Originally Posted By: Revlgking
law 1. the body of rules recognized by a state or community as binding on its members.

Membership being tantamount to democratic belief. When man thought the world was flat the rule was that if you sailed to the horizon you would fall off the edge of the world.
Originally Posted By: Revlgking

Question: If the Golden Rule is a rule, is it also a law?

morality 1. the relative right or wrong of an action; a system of morals; a set of rules or principles of conduct.
Morality is subjective. Most don't recognize universal laws which hold the universe in place at different levels of consciousness. At the grossest levels of awareness which are plagued with opinion, belief and superstition, the law of survival is that the fittest are superior, and if survival means to take a life that is within the rules.
Originally Posted By: Revlgking

Question: Is morality and justice one and the same?

Morality and justice a subjective to varying states of conscious awareness in the evolution of the species. History makes a great example of morality and justice and how it evolves with knowledge and spiritual maturity.
Originally Posted By: Revlgking

Obviously, in a true and secular democracy, the law and morality--the kind any state or community agrees to have as binding on its members--must be determined by its members.

Membership is relegated to the compliance of an already established set of rules. Usually set in place thru belief and opinion. The majority is often swayed in a democracy by a strong will.
Certain laws such as universal laws that establish levels of reality are not affected by democratic opinion. One such example would be that even tho democratic opinion and belief would establish the idea that the world was flat and that the sun rotated around the earth, it did not change the fact that the world was round and the earth orbited the sun.
Originally Posted By: Revlgking

Question: Who should be the makers of our laws? The elite few chosen to represent us?

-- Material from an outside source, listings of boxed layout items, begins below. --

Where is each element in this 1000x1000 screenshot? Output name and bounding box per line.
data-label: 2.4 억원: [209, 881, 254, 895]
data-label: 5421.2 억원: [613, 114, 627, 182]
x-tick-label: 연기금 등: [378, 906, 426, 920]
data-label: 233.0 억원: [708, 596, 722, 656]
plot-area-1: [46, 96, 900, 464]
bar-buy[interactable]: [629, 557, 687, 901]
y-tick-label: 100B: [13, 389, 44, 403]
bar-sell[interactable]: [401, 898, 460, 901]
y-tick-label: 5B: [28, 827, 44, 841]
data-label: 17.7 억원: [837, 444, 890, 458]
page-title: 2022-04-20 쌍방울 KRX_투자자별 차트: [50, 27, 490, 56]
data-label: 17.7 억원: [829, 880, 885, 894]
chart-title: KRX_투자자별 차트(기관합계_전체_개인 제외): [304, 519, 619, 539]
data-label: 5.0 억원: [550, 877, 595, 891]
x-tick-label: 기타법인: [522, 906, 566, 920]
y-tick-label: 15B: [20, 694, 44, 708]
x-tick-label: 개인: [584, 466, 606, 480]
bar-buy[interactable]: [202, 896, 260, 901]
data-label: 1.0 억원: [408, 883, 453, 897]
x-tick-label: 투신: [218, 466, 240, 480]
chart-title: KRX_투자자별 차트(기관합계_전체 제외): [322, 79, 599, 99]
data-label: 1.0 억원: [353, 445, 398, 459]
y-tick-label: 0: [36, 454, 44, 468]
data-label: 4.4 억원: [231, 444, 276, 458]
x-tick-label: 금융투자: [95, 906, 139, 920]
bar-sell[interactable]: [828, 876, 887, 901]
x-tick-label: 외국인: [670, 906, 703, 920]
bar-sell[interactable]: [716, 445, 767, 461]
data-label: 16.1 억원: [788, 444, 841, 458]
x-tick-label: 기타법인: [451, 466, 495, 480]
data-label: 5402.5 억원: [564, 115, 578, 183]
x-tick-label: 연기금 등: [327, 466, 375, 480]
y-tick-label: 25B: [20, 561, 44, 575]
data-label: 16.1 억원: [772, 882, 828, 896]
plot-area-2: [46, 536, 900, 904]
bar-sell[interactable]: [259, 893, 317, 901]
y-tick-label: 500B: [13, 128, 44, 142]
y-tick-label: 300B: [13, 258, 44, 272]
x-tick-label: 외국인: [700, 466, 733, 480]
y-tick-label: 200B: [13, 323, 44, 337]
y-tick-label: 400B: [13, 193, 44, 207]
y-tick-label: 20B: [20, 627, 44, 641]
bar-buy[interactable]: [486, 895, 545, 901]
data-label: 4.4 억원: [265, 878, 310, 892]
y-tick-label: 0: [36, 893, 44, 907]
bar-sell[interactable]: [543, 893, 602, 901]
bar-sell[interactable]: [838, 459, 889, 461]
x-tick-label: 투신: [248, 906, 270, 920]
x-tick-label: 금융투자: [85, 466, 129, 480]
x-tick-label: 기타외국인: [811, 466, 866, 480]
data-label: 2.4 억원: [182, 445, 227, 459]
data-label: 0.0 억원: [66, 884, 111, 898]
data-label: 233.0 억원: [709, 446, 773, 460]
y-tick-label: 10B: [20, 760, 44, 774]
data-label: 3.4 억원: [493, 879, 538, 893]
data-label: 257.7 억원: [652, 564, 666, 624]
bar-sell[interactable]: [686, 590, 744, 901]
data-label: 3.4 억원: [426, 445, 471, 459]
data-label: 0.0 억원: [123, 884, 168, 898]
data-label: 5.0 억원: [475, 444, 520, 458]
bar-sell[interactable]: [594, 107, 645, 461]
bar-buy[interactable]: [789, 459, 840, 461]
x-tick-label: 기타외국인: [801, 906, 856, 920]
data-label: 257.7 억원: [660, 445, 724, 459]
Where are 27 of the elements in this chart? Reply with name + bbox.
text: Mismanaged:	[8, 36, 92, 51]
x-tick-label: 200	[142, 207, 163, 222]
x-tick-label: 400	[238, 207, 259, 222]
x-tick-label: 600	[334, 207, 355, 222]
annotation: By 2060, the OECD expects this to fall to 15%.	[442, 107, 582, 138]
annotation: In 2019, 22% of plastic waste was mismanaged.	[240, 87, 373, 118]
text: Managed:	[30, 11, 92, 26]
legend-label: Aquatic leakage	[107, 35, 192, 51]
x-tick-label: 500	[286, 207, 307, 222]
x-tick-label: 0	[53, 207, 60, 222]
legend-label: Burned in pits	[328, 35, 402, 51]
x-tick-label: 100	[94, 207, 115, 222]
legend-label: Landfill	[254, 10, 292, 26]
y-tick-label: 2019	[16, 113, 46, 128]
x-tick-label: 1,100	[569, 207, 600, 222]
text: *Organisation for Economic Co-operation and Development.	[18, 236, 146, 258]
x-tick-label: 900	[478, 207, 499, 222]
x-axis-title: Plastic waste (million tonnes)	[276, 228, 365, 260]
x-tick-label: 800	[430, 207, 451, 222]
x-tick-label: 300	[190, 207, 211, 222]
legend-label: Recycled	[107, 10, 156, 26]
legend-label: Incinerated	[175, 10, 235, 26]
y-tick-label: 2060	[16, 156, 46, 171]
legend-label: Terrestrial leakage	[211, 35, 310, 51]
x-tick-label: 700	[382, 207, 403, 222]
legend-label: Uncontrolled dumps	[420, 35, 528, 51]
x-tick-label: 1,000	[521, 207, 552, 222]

The many and the few unconsciously create laws based on the inadequate knowledge of human and universal potential. Man is capable of living without rules but as long as the ego is alive and influencing man to put fear into the equation, man will create laws to fit his beliefs and his fear.
Originally Posted By: Revlgking

Questions: Should laws be designed to serve the state or community only?
As long as the state or community has a broken leg it will need a crutch, and it will manufacture something to aid its disability.
Originally Posted By: Revlgking

In a secular democracy, when it comes to the laws and morality by which we choose to live, what it the role of religion?

It is a crutch.
Originally Posted By: Revlgking

For example, should Muslims, Jews, Christians and others be allowed to make laws for those who belong to those religions?
Should is a relative term.
A better question is: Would mankind, if it found commonality above and beyond the segregation of individual belief and opinion that creates religions that separate humanity into diverse groups, create a better humanity than one that tries to rule over it with superstitious belief and opinion?
I think the answer is obvious. The problem is people are still trying to create rules from personal belief and prejudice that separates man into objects of value and measure and that includes groupings of belief and ability. Such is the state of evolving man. Until man wakes up to lead mankind beyond such a state of ignorance, man will continue to create rules based on limitations and ignorance, approaching man in relative belief and ignorance.


I was addicted to the Hokey Pokey, but then I turned myself around!!